Nakoula Basseley Nakoula, the man behind an anti-Muslim YouTube video used by the Obama administration as a scapegoat for the 9/11 Benghazi terror attacks, will soon be a free man.
Nakoula Basseley Nakoula, 56, is scheduled for release on Thursday from a halfway house in Southern California where he's been held since May, said Ed Ross, a spokesman for the Federal Bureau of Prisons.
He told Fox News earlier this year that he was proud of the film and was fighting against the "terrorism culture," not religion.
"I have a lot of Muslim friends and not all the Muslims believe in the terrorism culture. Some of them believe in this culture. That's why we need to fight (against) the culture, not the Muslims. My enemy is the terrorism culture," he told Fox in a telephone interview.

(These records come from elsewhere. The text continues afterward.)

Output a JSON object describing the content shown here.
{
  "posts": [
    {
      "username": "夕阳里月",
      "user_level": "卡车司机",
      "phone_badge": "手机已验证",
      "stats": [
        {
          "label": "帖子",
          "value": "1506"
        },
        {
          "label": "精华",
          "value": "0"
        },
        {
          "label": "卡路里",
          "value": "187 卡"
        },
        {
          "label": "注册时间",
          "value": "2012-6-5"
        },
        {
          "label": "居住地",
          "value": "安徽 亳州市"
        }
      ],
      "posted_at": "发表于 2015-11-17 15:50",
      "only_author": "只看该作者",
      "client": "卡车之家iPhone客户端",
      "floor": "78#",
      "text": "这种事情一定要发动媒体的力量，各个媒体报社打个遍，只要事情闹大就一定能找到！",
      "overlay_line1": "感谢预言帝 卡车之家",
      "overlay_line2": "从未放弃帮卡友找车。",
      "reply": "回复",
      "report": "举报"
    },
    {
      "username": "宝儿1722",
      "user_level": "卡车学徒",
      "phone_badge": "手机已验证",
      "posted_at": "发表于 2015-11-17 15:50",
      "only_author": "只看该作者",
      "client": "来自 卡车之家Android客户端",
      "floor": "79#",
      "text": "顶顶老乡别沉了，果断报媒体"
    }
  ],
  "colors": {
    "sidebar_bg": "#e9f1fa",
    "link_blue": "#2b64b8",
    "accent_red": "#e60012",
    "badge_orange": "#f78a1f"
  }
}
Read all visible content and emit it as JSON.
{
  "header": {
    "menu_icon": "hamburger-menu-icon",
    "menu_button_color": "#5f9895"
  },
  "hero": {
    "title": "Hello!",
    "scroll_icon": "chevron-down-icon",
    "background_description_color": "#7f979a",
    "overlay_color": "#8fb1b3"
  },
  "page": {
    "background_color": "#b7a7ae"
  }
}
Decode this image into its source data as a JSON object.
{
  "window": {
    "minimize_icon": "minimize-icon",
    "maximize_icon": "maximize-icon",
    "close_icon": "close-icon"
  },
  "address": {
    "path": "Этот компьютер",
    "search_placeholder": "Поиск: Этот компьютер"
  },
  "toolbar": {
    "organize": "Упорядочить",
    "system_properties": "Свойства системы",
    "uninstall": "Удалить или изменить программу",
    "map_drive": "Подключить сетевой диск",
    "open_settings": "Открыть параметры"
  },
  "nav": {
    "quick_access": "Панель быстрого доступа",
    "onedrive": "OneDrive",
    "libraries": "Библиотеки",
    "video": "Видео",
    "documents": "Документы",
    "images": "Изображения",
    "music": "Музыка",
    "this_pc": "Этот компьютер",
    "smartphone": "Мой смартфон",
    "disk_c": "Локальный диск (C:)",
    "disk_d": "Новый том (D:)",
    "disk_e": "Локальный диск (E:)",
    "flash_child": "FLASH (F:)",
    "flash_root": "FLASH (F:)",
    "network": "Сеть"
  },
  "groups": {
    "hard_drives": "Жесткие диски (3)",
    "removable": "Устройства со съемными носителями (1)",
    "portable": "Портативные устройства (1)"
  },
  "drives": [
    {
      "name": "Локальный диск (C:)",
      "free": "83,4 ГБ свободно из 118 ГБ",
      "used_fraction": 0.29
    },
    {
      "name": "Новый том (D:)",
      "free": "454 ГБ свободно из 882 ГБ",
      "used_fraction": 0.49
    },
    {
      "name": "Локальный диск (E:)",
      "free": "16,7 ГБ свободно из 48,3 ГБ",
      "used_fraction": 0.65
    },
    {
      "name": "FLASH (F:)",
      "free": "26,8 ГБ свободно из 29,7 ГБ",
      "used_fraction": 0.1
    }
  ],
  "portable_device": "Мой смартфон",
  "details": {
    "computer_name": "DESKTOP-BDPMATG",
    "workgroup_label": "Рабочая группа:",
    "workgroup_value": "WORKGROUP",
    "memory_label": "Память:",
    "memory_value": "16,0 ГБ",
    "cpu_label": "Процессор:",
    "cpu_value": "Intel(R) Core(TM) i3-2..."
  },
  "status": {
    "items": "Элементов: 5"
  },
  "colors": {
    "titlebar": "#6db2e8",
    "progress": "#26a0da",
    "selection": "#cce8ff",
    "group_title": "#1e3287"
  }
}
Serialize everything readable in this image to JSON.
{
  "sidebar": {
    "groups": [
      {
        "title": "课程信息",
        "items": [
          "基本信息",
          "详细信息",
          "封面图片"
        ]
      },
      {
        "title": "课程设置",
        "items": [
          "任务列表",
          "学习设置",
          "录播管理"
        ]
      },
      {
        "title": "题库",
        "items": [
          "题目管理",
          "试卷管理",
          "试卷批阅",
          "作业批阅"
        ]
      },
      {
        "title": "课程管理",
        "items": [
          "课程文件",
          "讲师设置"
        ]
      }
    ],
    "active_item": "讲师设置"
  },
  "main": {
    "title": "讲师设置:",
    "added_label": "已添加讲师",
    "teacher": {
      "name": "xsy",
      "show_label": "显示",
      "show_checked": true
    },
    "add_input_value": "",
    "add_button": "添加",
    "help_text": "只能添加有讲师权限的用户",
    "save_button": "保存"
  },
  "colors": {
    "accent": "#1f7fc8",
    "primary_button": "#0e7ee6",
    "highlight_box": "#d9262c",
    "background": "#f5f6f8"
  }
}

As a reminder, former Secretary of State Hillary Clinton, President Barack Obama, former UN Ambassador Susan Rice and White House Press Secretary all blamed the video for the attack on the U.S. consulate in Benghazi which left four Americans dead. We now know the video argument was entirely made up and that Clinton knew what happened in Benghazi was a terror attack within two hours on 9/11/12.
Testimony given Wednesday on Capitol Hill by Greg Hicks, Benghazi whistleblower and deputy chief of mission at the U.S. Embassy in Libya, exposed former Secretary of State Hillary Clinton as a liar.
Hicks, who was on the ground in Libya on September 11, 2012, said Clinton called him around 2 a.m. from Washington to ask "what was going on." Hicks responded by saying the consulate was under attack. He never told her about a protest outside the consulate because there wasn't one.
"The only report that our mission made through every channel was that this was an attack," Hicks said. "No protest."
In his recollection of events the night of September 11, 2012, Hicks stated that U.S. Ambassador Chris Stevens called him and said, "We are under attack," just before he was brutally murdered and dragged through the streets. Again, no mention of a protest.
"The video was not instigative of anything that was going on in Libya," Hicks said. "We saw no demonstrations related to the video anywhere in Libya."